Une société traverse une période difficile. Pour y remédier dans les meilleures conditions possibles, le dirigeant décide d’entamer une procédure de sauvegarde.

Constatant dans le même temps que le montant de ses capitaux propres se situe désormais à un niveau inférieur à la moitié du capital social, il se demande s’il doit aussi engager la procédure applicable dans ce cas, à savoir porter à la connaissance des tiers cette situation en convoquant une assemblée générale extraordinaire afin de voter pour la dissolution de la société ou la poursuite de l’activité avec obligation de reconstituer les capitaux propres dans un délai de 2 ans.

Doit-il entamer cette procédure de régularisation ?

La bonne réponse est…
Non

Lorsqu’une société constate que le montant de ses capitaux propres devient inférieur à la moitié de son capital social, la loi impose une procédure spéciale : les associés, réunis en assemblée générale, doivent décider soit la dissolution de la société, soit la poursuite de l’activité en s’engageant à régulariser la situation dans un délai de 2 ans.

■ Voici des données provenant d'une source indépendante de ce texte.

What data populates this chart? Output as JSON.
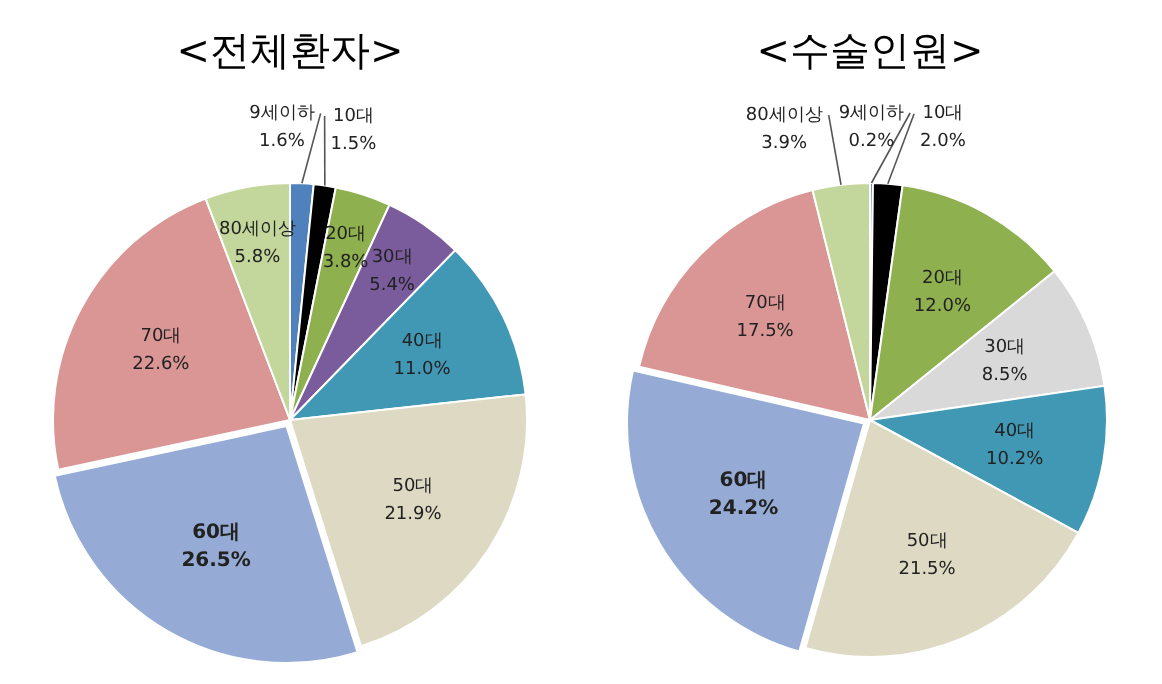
{
  "chart_data": [
    {
      "type": "pie",
      "title": "<전체환자>",
      "categories": [
        "9세이하",
        "10대",
        "20대",
        "30대",
        "40대",
        "50대",
        "60대",
        "70대",
        "80세이상"
      ],
      "values": [
        1.6,
        1.5,
        3.8,
        5.4,
        11.0,
        21.9,
        26.5,
        22.6,
        5.8
      ],
      "value_labels": [
        "1.6%",
        "1.5%",
        "3.8%",
        "5.4%",
        "11.0%",
        "21.9%",
        "26.5%",
        "22.6%",
        "5.8%"
      ],
      "colors": [
        "#4f81bd",
        "#000000",
        "#8eb04f",
        "#7a5c9c",
        "#4198b5",
        "#ddd9c3",
        "#95abd5",
        "#d99694",
        "#c3d69b"
      ]
    },
    {
      "type": "pie",
      "title": "<수술인원>",
      "categories": [
        "9세이하",
        "10대",
        "20대",
        "30대",
        "40대",
        "50대",
        "60대",
        "70대",
        "80세이상"
      ],
      "values": [
        0.2,
        2.0,
        12.0,
        8.5,
        10.2,
        21.5,
        24.2,
        17.5,
        3.9
      ],
      "value_labels": [
        "0.2%",
        "2.0%",
        "12.0%",
        "8.5%",
        "10.2%",
        "21.5%",
        "24.2%",
        "17.5%",
        "3.9%"
      ],
      "colors": [
        "#4f81bd",
        "#000000",
        "#8eb04f",
        "#d9d9d9",
        "#4198b5",
        "#ddd9c3",
        "#95abd5",
        "#d99694",
        "#c3d69b"
      ]
    }
  ]
}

Il faut toutefois noter que cette réglementation n’est pas applicable aux sociétés qui se retrouvent en procédure de sauvegarde, de redressement judiciaire ou de liquidation judiciaire. Il en est de même pour les sociétés en nom collectif (SNC), les sociétés en commandite simple (SCS) et les sociétés civiles immobilières (SCI) qui n’ont pas d’obligation à respecter dans l’hypothèse où le niveau de leurs capitaux propres devient inférieur à la moitié de leur capital social.